The second chart below shows the divergence between the general inflation index and the tuition component. Divergences in 2021, 2022 and 2023 were so wide that severe budget issues in higher ed looked to be arriving. One piece of good news to emerge from the 2024 data is the closing of this gap and, if the trend persists, we can expect colleges to begin covering the inflation in their own costs with equivalent price increases. This is especially important because the federal government’s large fiscal subsidies of universities made to compensate for the difficulties of the COVID period are disappearing in the rear-view mirror.
Bureau of Labor (BLS) Statistics CPI (Urban consumers and the Tuition component of this same CPI index). BLS calculates both unadjusted and seasonally adjusted figures. Though the BLS seasonal adjustment is consistent with past years, I opt to focus on unadjusted figures to get closer to the fundamental data.
How do these inflation figures compare to how much Americans earn at work? The most recent figures from the BLS employment cost index showed growth of 4.2% in wages and income in 2024. With wage income representing a significant piece of the Student Aid Index (SAI), one would logically have expected that 4%+ growth to feed into college pricing. Just as in every consecutive year since 2016, this fairly robust wage growth was not matched by equal strength in college pricing. The divergence between the traditional SAI (and its predecessor the Expected Family Contribution) and income from work continues to support the position that market pricing – as opposed to statutorily-determined financial need - is becoming more and more important in tuition price setting and financial aid.
Because roughly ¾ of US undergrads attend public universities, it’s difficult to imagine how this income/SAI disconnect would spring only from private college students. Market pricing apparently is becoming more extensive in public universities.

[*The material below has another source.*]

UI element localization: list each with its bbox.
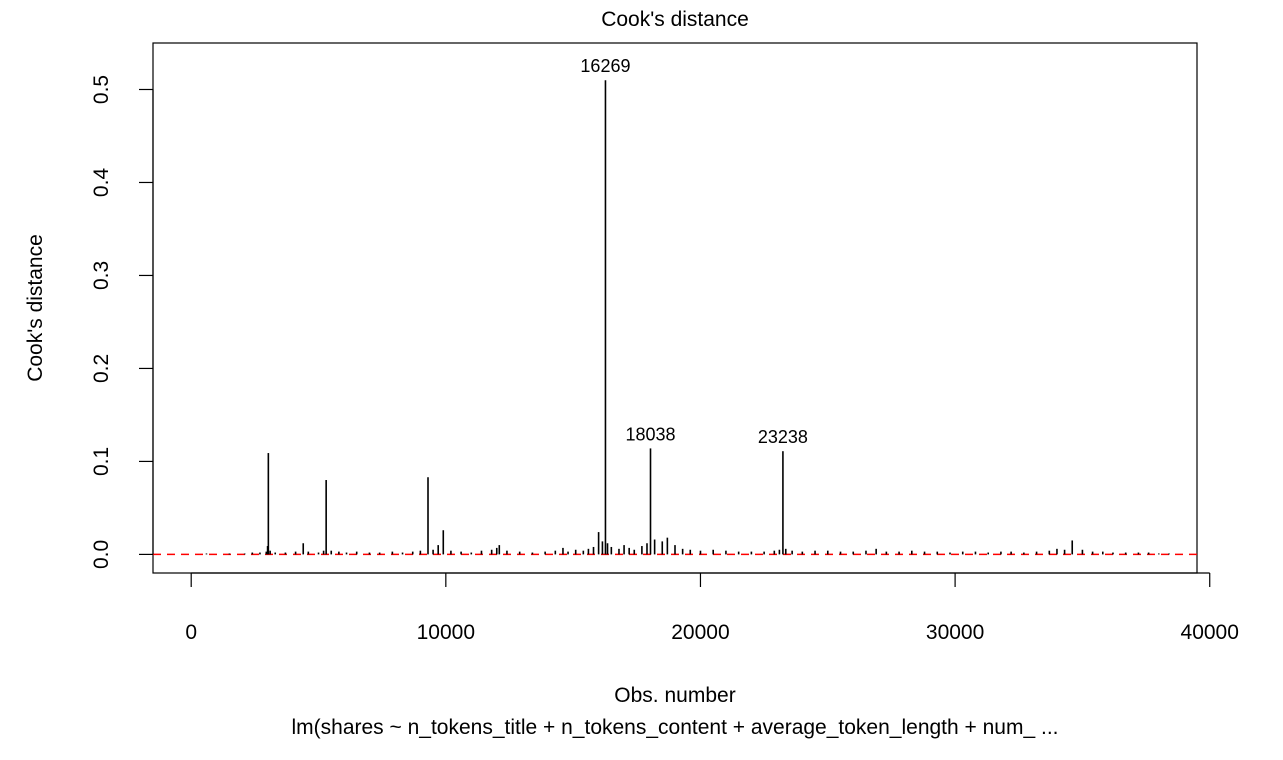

The budgetary impact of slow tuition rises can be mitigated by enrollment gains. The good news is that undergraduate program enrollment is finally rising and recouping the losses from COVID, as seen in the most recent NSC data, with 4.5% growth in enrollment reported in the Fall of 2024 v 2023. This rise, as has been reported, primarily benefited community colleges and for-profit institutions, but public and private non-profit 4-years still showed solid gains of 3-4%. Putting the enrollment and price trends together, higher ed is doing ok economically. One positive takeaway is that 2024 looks much better than the very worrisome COVID period, when both enrollment and price trends were just plain bad.

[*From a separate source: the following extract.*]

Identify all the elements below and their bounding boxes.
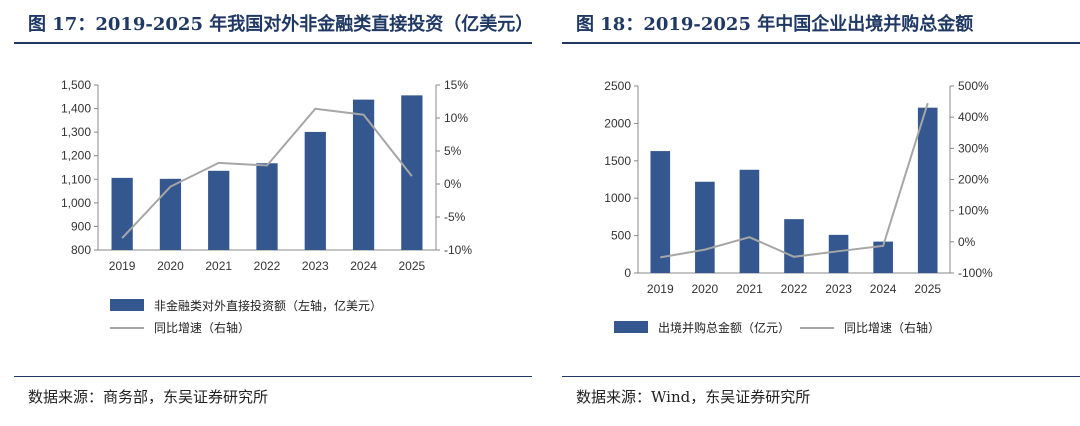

Another way to illustrate how COVID forced the federal government to intervene financially is to trace wage growth and college inflation against general inflation across the economy. No matter one’s views on how commercial or purely public minded the university system should be, we can all agree that colleges need to be able to cover their costs to survive. 2024 saw the pace of revenue gains vs inflation normalize. In the future, will the higher ed system be able to close the gap that opened in the pandemic?